Per quanto il matrimonio fosse combinato, fu felice e Veronica si innamorò poi realmente del marito, di cui apprezzò sin dall'inizio la rettitudine: il madrigale di nove versi, Occhi lucenti, e belli, una delle composizioni più celebri della Gambara, ne celebra gli occhi, capaci di far ardere il cuore della giovane:

 
« Lieti, mesti, superbi, humili, alteri
vi mostrate in un punto; onde di speme,
e di timor m'empiete;
e tanti effetti dolci, acerbi e fieri
nel cor'arso per voi, vengono insieme
ad ogn'hor che volete »
 
Stabilitasi a Correggio, piccolo feudo che da poco aveva perduto la signoria su Brescello e di cui Veronica sarà reggente negli anni a venire, riuscì ad ambientarsi facilmente, apprezzata dai nuovi concittadini con cui instaurerà un buon rapporto sin dall'inizio, in una terra che loderà anche in poesia.

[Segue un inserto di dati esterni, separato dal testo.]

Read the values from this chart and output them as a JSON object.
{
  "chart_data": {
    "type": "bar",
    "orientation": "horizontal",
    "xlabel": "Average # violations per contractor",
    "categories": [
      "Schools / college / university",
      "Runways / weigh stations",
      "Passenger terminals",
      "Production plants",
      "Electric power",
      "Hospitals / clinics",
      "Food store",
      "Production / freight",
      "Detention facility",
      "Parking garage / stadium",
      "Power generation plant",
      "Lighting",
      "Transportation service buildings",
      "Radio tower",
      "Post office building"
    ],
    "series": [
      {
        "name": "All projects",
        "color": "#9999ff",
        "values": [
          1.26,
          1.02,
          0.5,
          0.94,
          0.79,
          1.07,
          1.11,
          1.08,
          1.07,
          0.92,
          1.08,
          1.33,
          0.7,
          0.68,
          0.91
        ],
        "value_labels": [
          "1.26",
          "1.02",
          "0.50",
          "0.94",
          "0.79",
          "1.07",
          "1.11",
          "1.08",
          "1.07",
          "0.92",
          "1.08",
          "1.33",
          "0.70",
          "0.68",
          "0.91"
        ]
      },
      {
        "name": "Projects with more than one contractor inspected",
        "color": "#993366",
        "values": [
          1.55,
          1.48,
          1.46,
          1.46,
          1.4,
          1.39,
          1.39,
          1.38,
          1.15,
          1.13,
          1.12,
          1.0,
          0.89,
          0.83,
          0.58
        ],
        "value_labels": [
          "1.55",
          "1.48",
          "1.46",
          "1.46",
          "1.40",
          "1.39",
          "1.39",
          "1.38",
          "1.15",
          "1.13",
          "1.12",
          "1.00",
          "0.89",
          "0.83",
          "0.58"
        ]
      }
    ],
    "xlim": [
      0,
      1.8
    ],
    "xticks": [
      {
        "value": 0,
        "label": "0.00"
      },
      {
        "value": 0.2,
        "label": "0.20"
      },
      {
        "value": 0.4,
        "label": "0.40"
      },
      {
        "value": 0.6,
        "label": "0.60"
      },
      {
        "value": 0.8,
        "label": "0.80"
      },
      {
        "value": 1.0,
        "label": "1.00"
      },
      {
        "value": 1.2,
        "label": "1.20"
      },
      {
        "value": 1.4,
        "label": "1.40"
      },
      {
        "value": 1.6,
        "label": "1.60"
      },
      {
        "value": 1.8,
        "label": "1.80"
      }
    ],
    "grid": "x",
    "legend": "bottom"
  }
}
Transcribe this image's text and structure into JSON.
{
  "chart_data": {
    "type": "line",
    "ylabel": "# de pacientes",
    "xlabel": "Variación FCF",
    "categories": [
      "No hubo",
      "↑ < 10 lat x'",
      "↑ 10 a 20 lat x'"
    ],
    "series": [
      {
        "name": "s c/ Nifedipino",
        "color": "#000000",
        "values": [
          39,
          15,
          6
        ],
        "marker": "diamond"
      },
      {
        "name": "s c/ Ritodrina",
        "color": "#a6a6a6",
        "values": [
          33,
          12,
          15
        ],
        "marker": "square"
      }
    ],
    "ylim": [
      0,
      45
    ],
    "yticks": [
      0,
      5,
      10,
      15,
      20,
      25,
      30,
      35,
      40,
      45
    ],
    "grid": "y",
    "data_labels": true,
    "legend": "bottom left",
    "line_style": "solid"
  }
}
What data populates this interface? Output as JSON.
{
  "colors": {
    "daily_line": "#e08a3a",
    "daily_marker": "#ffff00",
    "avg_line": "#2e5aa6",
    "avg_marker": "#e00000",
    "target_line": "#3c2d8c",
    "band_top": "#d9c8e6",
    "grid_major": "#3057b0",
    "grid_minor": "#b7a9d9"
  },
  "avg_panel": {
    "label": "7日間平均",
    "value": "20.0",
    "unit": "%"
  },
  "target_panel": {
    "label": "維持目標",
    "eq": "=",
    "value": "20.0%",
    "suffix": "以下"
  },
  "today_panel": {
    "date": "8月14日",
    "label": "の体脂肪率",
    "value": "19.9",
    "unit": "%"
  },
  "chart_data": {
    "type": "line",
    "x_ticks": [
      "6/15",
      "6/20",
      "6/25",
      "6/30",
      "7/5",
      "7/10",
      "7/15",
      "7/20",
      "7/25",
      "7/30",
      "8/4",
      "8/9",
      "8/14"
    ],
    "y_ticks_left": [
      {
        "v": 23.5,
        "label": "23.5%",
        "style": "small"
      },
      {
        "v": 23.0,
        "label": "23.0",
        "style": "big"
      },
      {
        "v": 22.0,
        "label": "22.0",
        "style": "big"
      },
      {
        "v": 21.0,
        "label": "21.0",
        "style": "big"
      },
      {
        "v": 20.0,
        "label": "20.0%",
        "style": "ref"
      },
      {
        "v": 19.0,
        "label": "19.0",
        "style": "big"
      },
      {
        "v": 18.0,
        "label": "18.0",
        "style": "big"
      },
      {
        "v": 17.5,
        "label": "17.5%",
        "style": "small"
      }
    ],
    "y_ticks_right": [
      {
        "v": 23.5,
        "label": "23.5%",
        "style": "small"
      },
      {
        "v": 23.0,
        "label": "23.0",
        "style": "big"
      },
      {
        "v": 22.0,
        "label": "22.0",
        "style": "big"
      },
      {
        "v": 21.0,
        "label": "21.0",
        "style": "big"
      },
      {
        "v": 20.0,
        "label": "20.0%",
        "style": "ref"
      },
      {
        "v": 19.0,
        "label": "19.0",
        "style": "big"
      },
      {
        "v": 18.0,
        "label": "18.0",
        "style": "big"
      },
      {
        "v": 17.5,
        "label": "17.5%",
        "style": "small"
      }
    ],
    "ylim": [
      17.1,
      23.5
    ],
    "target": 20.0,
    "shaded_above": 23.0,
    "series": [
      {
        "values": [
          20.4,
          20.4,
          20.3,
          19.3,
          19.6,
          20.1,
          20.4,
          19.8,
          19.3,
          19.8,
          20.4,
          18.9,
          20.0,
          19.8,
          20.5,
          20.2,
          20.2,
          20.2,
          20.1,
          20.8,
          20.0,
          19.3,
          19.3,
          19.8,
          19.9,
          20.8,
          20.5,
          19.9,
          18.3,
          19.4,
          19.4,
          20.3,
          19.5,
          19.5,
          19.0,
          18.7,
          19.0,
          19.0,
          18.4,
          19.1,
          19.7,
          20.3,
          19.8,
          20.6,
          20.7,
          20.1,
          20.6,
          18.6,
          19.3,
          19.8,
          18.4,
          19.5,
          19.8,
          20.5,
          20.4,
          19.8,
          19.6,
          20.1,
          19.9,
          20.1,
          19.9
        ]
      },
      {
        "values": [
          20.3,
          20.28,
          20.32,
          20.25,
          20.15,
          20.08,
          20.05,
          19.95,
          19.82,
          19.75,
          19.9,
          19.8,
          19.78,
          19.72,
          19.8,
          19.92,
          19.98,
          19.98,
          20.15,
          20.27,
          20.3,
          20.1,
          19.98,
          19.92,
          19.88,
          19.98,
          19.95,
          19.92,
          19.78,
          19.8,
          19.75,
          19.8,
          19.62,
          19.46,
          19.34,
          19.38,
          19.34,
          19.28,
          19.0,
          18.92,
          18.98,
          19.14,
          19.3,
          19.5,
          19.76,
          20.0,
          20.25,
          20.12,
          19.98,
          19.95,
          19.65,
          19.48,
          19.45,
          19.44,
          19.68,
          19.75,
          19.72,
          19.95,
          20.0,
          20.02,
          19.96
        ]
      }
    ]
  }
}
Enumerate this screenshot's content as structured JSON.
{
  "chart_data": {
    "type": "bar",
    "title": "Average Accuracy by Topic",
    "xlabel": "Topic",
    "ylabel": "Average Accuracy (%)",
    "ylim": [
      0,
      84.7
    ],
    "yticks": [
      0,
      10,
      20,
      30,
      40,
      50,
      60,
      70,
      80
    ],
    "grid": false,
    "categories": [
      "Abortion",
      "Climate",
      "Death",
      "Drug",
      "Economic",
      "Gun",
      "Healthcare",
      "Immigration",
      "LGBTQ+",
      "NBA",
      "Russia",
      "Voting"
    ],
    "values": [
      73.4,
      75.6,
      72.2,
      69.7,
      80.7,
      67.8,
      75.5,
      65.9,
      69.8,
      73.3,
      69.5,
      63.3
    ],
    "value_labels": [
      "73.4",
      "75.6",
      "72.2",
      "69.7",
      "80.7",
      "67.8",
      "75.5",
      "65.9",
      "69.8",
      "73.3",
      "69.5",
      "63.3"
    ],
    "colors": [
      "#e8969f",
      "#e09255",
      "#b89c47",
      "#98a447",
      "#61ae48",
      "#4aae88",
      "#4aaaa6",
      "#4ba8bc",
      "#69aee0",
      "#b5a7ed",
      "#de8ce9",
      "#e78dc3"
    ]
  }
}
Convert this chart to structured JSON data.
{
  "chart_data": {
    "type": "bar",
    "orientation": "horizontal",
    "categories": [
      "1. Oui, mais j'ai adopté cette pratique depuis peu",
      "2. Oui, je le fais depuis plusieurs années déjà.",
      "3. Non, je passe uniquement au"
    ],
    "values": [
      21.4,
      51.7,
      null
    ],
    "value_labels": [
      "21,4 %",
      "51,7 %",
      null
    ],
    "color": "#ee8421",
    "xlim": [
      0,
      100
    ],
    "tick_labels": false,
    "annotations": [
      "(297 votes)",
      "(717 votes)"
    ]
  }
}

La Gambara era di complessione robusta, non amava il movimento e preferiva la buona tavola, secondo la testimonianza che rilascerà molti anni più tardi l'amico e - per un periodo - segretario Rinaldo Corso. Il 17 gennaio 1510 nacque il primo figlio di Veronica e Giberto, Ippolito, uomo d'armi; l'anno successivo venne alla luce il secondogenito Gerolamo, nato il 27 febbraio 1511, futuro cardinale.
Veronica, donna eccellente, mise a frutto la libertà data al proprio intelletto e al proprio talento poetico scrivendo versi raffinati ed eleganti che ricevettero giusto riconoscimento dai letterati suoi contemporanei e che brillano tra i migliori versi della letteratura italiana. In particolare nelle stanze «l'accento moralistico, che le era naturale, addolciva la sua severità, i pensieri si snodavano con la grazia di un pacato ragionare, cui la lingua nobile ma non artefatta riusciva a conferire un accento aristocratico».
I versi di Veronica furono molto amati, tra le personalità illustri, da Giacomo Leopardi, Antonio Allegri e Rinaldo Corso. Oltre alle Rime, sono conservate le sue Lettere, dove ci appare una Veronica viva e attenta che partecipa attivamente alla vita culturale e politica del suo tempo.
Dal 1518, infatti, dopo la morte del marito, si occupò degli affari dello stato di Correggio che resse con notevole abilità e determinazione fino alla sua morte, avvenuta nel 1550.